Barco nas águas do rio Xingu, onde está sendo construída a usina de Belo Monte: MPF do Pará já ajuizou 23 ações contra a hidrelétrica. |
A
implementação de projetos e megaprojetos hidrelétricos é a origem de vários
conflitos ambientais e sociais que vivenciam numerosas comunidades na América
Latina. A intervenção das multinacionais nos megaprojetos, impulsionados por
agências transnacionais, faz aumentar não só os impactos ambientais nos
ecossistemas e nos territórios, mas também ameaça e enfraquece os direitos
humanos, atentando contra os direitos fundamentais à dignidade humana, à vida,
à saúde, ao acesso à água e a outros direitos associados ao meio ambiente.
Vários
países latino-americanos estão sendo fortemente afetados em sua diversidade
étnica, cultural e ambiental pelas intervenções das multinacionais por meio de
projetos e megaprojetos hidrelétricos, que geram riqueza para seus acionistas e
colaboradores e pobreza para a população local, perda da diversidade cultural e
biológica, deterioração das condições ambientais, entre outros problemas. A experiência
das comunidades assentadas nos territórios onde esses projetos hidrelétricos se
instalam, é o sistemático desconhecimento dos direitos fundamentais, a
perturbação de sua vida individual e social, a perda da identidade e o
deslocamento forçado, situação que se agrava quando se trata de comunidades
étnicas, que têm grande dependência cultural e social de seus territórios
ancestrais.
Os projetos
hidrelétricos constituem um dos cenários reconhecidos por pesquisadores como
causadores de deslocamentos forçados de pessoas e comunidades. Pequenos ou
grandes, os projetos hidrelétricos sempre causaram o deslocamento e/ou
reassentamento da população local, quer por meio de desapropriação ou despejo
de seus territórios por meios legais, na forma de declaração de utilidade
pública do território onde a obra será realizada, ou pelos impactos ambientais
e sociais previstos ou imprevistos, que obrigam a população a se deslocar. Esse
tipo de deslocamento é enquadrado pela comunidade científica internacional e
por organizações protetoras dos direitos humanos dentro da categoria de
deslocados pelo desenvolvimento. Dentre eles se podem citar aqueles
deslocamentos ocasionados pela construção de barragens, reservatórios e
transvases, explorações minerais e até mesmo megaprojetos urbanos.
Em um
instrumento jurídico internacional, há um reconhecimento explícito do
deslocamento forçado causado por projetos de “desenvolvimento”.
A Convenção
da União Africana para a Proteção e Assistência às Pessoas Deslocadas
Internamente na África (Convenção de Kampala[1]),
adotada em 2009, consagra no seu artigo 10 “o deslocamento induzido pela
implementação dos projetos”, ou seja, leva em conta que um dos impactos
produzidos pelos projetos econômicos é o deslocamento forçado e estabelece
obrigações para os Estados-partes para prevenir, na medida do possível, os
deslocamentos forçados causados por projetos realizados por agentes públicos ou
privados; assegurar que os interessados explorem alternativas viáveis,
informando e consultando as pessoas que possam ser deslocadas por projetos; e
realizar uma avaliação do impacto socioeconômico e ambiental de um projeto de
desenvolvimento antes de sua realização.
Não somente
existe evidência e reconhecimento científico do deslocamento forçado das
populações humanas causado por projetos hidrelétricos, como também se encontram
decisões judiciais e audiências perante a CIDH (Comissão Interamericana de
Direitos Humanos), solicitadas por organizações sociais e não governamentais,
pondo em evidência a implementação inadequada de projetos de “desenvolvimento”

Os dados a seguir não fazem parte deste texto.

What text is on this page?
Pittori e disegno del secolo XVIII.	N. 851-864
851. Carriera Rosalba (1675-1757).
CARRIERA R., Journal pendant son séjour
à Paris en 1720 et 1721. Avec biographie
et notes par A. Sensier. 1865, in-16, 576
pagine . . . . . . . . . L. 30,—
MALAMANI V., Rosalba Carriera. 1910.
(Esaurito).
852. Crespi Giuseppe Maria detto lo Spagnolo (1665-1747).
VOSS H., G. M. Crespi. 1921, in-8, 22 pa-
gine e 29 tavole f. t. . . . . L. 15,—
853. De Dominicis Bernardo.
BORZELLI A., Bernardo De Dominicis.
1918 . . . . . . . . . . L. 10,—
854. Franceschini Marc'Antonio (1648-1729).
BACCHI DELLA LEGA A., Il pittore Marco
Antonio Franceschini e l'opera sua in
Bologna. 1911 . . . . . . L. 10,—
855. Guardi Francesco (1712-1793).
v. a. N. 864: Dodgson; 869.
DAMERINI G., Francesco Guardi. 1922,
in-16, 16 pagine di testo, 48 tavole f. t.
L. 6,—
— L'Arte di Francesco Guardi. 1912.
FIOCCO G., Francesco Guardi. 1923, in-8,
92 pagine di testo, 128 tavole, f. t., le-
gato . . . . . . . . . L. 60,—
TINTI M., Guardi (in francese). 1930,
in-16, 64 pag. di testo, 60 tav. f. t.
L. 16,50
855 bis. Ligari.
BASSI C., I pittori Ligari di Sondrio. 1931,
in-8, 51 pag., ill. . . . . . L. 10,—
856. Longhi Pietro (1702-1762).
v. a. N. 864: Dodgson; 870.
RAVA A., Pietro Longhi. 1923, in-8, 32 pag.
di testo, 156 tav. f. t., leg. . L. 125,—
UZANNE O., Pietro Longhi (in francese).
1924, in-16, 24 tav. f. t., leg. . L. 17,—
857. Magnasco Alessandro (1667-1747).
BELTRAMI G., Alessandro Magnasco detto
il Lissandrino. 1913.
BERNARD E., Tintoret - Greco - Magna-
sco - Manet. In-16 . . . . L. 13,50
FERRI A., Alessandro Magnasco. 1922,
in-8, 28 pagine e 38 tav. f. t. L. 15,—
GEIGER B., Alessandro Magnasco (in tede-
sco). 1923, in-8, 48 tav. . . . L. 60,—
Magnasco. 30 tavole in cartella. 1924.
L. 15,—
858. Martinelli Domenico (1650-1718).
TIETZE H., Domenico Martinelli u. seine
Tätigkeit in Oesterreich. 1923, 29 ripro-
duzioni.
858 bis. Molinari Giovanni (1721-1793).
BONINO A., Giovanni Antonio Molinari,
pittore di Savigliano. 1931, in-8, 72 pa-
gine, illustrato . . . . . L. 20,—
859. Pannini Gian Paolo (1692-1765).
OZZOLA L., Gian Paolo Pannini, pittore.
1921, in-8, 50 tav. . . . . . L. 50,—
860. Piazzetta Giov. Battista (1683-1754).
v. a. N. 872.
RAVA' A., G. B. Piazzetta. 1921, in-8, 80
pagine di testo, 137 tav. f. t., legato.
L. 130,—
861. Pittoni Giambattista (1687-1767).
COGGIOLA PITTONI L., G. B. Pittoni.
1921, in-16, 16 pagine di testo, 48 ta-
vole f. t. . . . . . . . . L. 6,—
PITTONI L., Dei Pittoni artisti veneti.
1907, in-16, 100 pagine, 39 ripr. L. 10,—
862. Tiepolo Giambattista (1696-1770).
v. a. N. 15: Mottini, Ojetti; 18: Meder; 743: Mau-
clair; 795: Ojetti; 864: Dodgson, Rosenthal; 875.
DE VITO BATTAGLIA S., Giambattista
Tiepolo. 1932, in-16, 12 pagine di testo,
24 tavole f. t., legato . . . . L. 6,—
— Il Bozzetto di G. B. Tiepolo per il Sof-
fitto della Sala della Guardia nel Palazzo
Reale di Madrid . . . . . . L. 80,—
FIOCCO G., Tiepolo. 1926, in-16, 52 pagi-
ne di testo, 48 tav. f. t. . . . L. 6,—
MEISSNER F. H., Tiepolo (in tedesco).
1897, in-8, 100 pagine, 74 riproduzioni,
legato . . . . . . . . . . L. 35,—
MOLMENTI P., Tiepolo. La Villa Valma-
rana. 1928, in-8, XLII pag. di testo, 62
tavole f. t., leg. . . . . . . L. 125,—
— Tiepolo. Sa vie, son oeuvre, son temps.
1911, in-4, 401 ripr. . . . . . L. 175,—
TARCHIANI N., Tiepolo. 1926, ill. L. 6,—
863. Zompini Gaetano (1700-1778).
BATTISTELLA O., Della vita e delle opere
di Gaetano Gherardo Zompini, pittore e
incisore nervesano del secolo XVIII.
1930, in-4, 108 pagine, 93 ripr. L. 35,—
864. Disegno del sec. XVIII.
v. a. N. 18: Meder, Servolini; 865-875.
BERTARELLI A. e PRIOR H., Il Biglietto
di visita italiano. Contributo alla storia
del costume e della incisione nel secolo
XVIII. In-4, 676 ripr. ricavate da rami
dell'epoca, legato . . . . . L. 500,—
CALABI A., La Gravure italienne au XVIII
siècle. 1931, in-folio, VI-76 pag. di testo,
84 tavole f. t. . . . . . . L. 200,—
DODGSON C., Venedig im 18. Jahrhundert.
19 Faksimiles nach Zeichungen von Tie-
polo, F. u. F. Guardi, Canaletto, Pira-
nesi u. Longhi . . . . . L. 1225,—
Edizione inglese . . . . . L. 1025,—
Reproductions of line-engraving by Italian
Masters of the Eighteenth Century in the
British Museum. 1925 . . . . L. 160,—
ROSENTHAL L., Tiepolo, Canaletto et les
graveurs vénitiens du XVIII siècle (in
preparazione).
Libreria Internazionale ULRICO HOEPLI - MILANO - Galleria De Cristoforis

na América Latina, dentre eles os projetos hidrelétricos de Parota (México),
Belo Monte (Brasil), Quimbo e Hidroituango (Colômbia), observando que a
principal causa da violação dos direitos humanos, em especial do direito a um
meio ambiente saudável, é o não cumprimento por parte dos Estados de suas
obrigações em matéria de proteção dos direitos humanos e do meio ambiente, ao
implementar políticas e autorizar projetos de mineração e energia que se
convertem na origem de inúmeros conflitos socioambientais.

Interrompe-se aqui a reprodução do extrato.